Türkiye genelinde 15 milyon öğrenciye karşılık 600 bin öğretmen görev yapıyor. Kalabalık sınıflarda giderek büyüyen öğretmen açığıyla zorlu bir eğitim-öğretim yılı devam ediyor. Öğrenciler ve veliler kadar sorunlardan muzdarip olan bir kesimi de öğretmenler oluşturuyor. Eğitim işçileri düşük ücret alıyor ve zor koşullarda görev yapıyorlar. Öyle ki bugün eğitim işçileri arasında ek iş yapanlar çoğunlukta.
Konuştuğumuz bir ortaöğretim öğretmeni ise, “sorunların tepeden çözülemeyeceğini, çalışanların görüşlerinin alınmadığını” söyleyerek yaşadıkları sorunlara dikkat çekiyor. Eğitim işçileri olarak “ev kirasına” çalıştıklarını, 9 yıllık öğretmen olmasına rağmen ancak 1000 lira maaş aldığını belirterek yaşanan zorluğu dile getiriyor.
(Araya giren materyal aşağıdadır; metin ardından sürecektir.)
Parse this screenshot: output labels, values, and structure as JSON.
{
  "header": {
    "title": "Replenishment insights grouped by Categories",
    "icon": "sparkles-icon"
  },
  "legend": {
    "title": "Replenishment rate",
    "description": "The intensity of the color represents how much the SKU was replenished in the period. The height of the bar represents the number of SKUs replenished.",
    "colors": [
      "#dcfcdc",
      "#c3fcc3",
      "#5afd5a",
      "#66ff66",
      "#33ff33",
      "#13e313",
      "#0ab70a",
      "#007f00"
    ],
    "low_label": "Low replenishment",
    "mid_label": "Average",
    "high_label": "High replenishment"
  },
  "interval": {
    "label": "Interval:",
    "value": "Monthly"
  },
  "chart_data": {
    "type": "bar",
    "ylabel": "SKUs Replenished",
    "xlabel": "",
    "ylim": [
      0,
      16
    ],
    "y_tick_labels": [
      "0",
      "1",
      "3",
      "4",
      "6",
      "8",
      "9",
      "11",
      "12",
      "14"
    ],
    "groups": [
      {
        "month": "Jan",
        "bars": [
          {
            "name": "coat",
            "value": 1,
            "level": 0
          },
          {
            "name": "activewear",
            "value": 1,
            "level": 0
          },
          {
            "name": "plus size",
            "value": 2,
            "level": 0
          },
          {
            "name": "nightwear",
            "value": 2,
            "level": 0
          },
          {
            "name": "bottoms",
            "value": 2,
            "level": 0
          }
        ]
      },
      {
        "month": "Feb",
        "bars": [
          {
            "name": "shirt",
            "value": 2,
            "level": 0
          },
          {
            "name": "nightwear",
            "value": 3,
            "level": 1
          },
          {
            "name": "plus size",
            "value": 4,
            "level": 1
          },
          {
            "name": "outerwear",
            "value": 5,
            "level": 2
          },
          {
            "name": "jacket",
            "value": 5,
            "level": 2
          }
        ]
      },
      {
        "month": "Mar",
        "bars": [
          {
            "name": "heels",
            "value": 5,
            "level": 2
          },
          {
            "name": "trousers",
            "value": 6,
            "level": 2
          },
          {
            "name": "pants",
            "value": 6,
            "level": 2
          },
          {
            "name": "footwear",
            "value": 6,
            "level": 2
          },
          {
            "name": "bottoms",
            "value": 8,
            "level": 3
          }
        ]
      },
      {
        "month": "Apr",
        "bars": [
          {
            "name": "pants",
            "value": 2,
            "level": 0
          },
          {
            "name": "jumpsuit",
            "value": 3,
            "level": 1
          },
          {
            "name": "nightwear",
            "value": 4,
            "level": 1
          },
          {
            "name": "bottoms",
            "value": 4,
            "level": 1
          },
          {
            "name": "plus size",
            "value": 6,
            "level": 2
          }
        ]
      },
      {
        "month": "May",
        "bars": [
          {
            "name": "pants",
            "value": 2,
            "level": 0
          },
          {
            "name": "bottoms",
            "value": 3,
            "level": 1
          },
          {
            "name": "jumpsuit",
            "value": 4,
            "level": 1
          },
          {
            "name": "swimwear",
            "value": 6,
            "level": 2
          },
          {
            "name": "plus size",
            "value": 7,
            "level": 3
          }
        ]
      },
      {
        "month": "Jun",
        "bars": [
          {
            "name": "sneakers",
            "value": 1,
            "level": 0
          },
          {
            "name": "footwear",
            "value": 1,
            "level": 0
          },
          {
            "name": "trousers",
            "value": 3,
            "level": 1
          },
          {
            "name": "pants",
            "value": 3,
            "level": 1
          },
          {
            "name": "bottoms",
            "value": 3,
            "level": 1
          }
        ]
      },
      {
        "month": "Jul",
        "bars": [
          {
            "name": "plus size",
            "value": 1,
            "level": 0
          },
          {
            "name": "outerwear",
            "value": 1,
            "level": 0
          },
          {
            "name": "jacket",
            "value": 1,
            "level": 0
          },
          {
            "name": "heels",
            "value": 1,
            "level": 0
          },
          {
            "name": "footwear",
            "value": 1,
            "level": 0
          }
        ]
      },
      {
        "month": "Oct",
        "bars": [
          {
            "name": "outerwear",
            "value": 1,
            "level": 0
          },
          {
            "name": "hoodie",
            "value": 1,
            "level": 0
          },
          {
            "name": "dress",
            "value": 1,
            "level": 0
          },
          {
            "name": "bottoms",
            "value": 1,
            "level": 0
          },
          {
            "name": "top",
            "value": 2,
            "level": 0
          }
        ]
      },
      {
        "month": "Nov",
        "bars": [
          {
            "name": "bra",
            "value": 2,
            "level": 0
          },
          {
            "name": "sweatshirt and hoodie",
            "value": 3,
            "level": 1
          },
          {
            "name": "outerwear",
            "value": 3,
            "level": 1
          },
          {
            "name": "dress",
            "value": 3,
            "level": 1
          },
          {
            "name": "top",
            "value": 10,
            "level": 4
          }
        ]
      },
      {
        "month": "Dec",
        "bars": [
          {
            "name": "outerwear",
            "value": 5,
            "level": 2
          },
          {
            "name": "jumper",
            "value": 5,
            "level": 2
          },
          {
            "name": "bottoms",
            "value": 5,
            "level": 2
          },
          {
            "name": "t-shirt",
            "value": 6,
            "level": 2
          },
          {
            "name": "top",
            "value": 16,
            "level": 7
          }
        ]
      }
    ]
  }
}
Sözlerine şöyle devam ediyor: “Eğitime gerçek çözümler getirilmeli. Hükümetin yeni düzenlemeler yaptık demesine rağmen aslında temelde değişen hiçbir şey olmadı. Bol bol müfredat ve sınıf sistemi değişiyor.” Değişen kitapların formatlarının kötüleştiğini, kitap konularıyla etkinlik çalışmalarının uyuşmadığını ve başarı için uygulamalı derslere ağırlık verilmesi gerektiğini dile getiriyor. Yaşanan diğer bir sorunun da “2 milyon kişinin katıldığı ÖSS’de sadece 200 bin kişinin dört yıllık örgün eğitim veren fakültelere kayıt yaptırma hakkını kazanması” olduğunu belirtiyor ve “devletin artık vatandaşları kandırmaması gerektiğini” söylüyor. “Kazanamayanlar hayal kırıklığı yaşıyor. Onları oyalamadan mesleğe yöneltmeli. Kandırıp yıllar geçince o yaştan sonra çırak da olamıyorlar” diyerek sınav sisteminin çelişkilerini dile getiriyor.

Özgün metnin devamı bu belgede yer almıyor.